CIR to appeal voting rights ruling

CIR will appeal a ruling today that CIR clients Stephen LaRoque, John Nix, Klay Northrup, Lee Rainor, and Tony Cuomo — individual candidates and referendum sponsors in Kinston, North Carolina — lack standing to challenge the constitutionality of Section 5 of the Voting Rights Act. According to federal District Judge Bates’s written decision, the plaintiffs do not have a sufficient personal stake in the way Section 5 regulates voting procedures in the City of Kinston. According to Judge Bates’s ruling, only the City can challenge the constitutionality of Section 5’s invalidation of the nonpartisan voting plan passed by a majority of Kinston voters.

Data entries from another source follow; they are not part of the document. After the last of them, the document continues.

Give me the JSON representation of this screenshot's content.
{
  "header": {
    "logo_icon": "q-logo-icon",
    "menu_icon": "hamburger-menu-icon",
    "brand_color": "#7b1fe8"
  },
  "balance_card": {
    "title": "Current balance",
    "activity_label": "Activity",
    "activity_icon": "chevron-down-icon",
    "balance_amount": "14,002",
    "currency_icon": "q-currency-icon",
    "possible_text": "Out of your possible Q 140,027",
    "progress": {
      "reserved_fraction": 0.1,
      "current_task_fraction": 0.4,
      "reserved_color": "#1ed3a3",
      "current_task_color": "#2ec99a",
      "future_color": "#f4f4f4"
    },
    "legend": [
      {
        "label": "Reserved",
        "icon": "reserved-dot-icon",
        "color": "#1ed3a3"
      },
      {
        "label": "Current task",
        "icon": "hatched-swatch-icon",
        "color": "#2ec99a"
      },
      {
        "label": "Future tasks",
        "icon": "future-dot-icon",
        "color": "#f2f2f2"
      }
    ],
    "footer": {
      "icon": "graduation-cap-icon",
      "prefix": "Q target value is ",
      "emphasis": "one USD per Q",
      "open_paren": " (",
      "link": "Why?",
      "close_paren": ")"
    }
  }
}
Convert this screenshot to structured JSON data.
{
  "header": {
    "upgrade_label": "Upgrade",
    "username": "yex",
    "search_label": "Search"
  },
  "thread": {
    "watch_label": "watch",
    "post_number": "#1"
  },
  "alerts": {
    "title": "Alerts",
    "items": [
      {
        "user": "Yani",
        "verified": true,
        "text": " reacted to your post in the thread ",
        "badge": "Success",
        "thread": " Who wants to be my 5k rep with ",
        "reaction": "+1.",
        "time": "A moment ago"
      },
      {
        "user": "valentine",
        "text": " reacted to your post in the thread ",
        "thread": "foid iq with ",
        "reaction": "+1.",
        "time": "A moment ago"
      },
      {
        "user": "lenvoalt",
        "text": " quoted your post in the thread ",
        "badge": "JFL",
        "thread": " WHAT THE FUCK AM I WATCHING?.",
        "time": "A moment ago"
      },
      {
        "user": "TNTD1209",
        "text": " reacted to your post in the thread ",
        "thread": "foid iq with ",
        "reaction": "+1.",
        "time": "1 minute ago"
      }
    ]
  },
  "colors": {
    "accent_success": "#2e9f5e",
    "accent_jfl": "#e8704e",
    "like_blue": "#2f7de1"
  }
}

The judge’s ruling leaves the decision to challenge Section 5 solely in the hands of local party-affiliated politicians with a vested interest in the partisan system Section 5 preserved when it invalidated the nonpartisan plan. It does so even though unaffiliated candidates such as Nix and Northrup are directly harmed by that invalidation, which was based on the explicit and unconstitutional favoritism Section 5 shows toward one racial group of voters at the expense of other racial groups. CIR will appeal this decision to the U.S. Court of Appeals for the District of Columbia Circuit on an expedited basis.